Cette fontaine polychrome était présentée en vente sous l'appellation "Rouen XVIIIe". Au sommet ne figurent plus que l'amorce d'une coquille et les têtes des dauphins qui l'encadraient. Au dos se remarque le chiffre 3 (repéré par un triangle) en relief et à l'envers, donc sur le moule en creux et à l'endroit. La panse est godronnée, à décor rocaille, et offre une tête humaine en guise de gueulard, ce qui ne se rencontre pas si souvent. Est-ce donc bien du Rouen ?
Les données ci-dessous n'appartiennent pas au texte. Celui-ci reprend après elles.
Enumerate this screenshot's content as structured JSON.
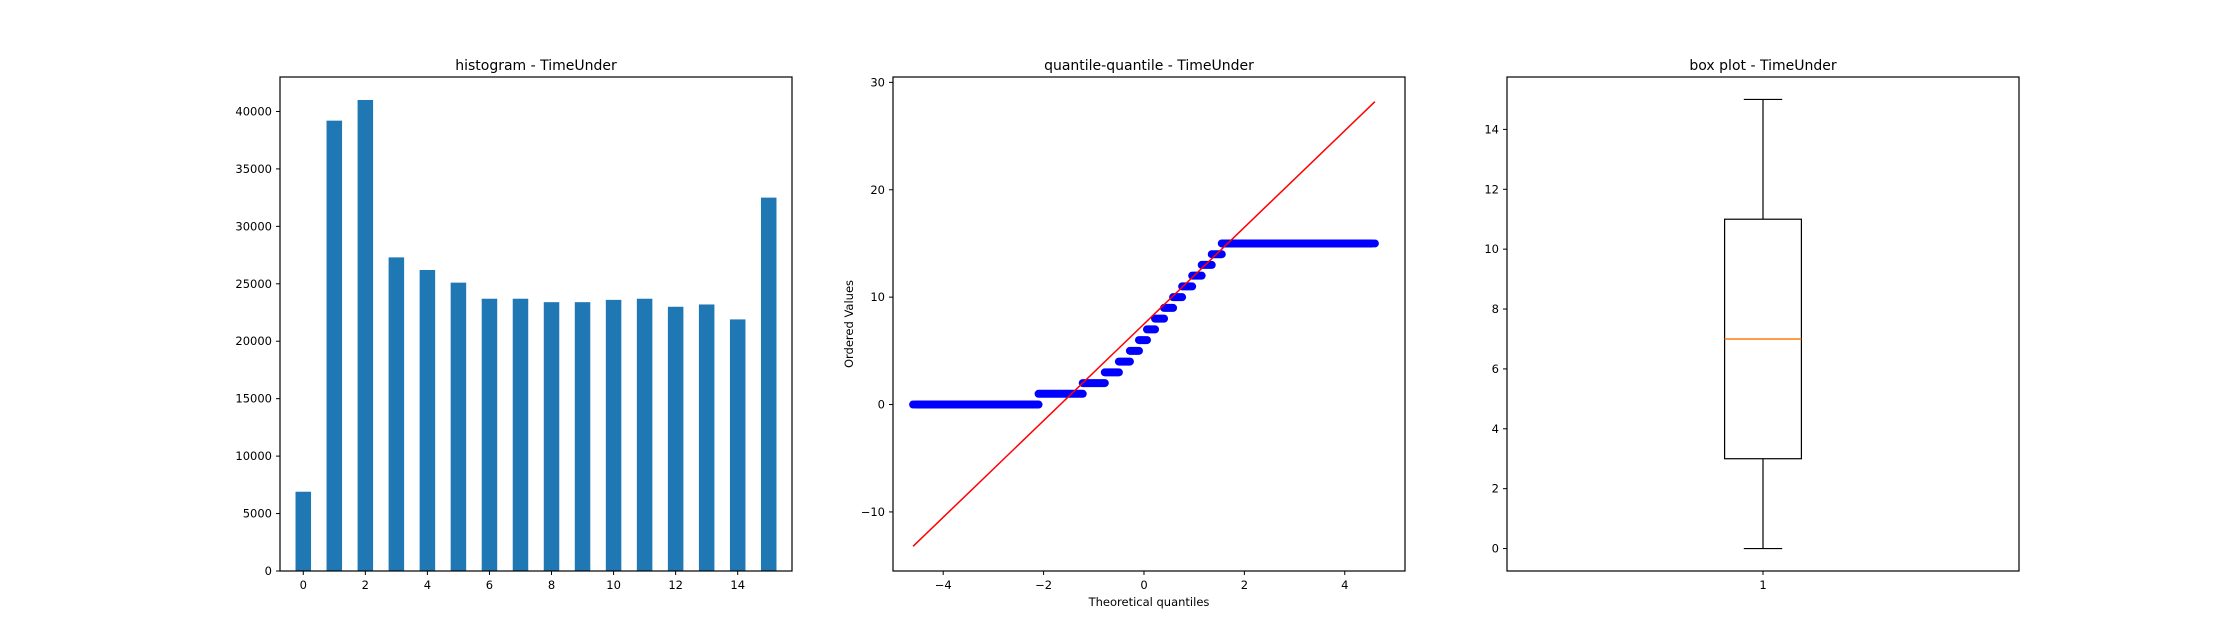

La seconde fontaine, en camaïeu bleu, présente le même décor, adapté à sa taille inférieure, un gueulard toujours à tête humaine, et la marque 2 en relief au dos. La panse est également godronnée. De toute évidence, ces deux pièces sortent de la même fabrique, l'une étant de taille 3, l'autre de taille 2. Ceci indique une production pré-industrielle, où l'on fabrique plusieurs tailles d'un même modèle, et signale une manufacture d'une réelle importance.

Un détail, au cul de la petite, attire l'attention : un L avec sérif, gravé dans l'émail blanc par grattage. Ce signe rappelle la marque de Locmaria, à l'époque de Bousquet (1ère moitié du XVIIIe s).

Une recherche du côté de Quimper s'imposant, nous trouvons au Musée départemental breton une fontaine de taille 3 en tous points semblable à celle polychrome, mais en camaïeu bleu cette fois. Cette troisième, acquise par le Musée en 1876 pour son exposition régionale rétrospective, présente un décor identique à celui de deux épaves de fontaines conservées au Musée de la Faïence de Quimper, provenant de l'ancienne collection De la Hubaudière, et au décor des deux premières.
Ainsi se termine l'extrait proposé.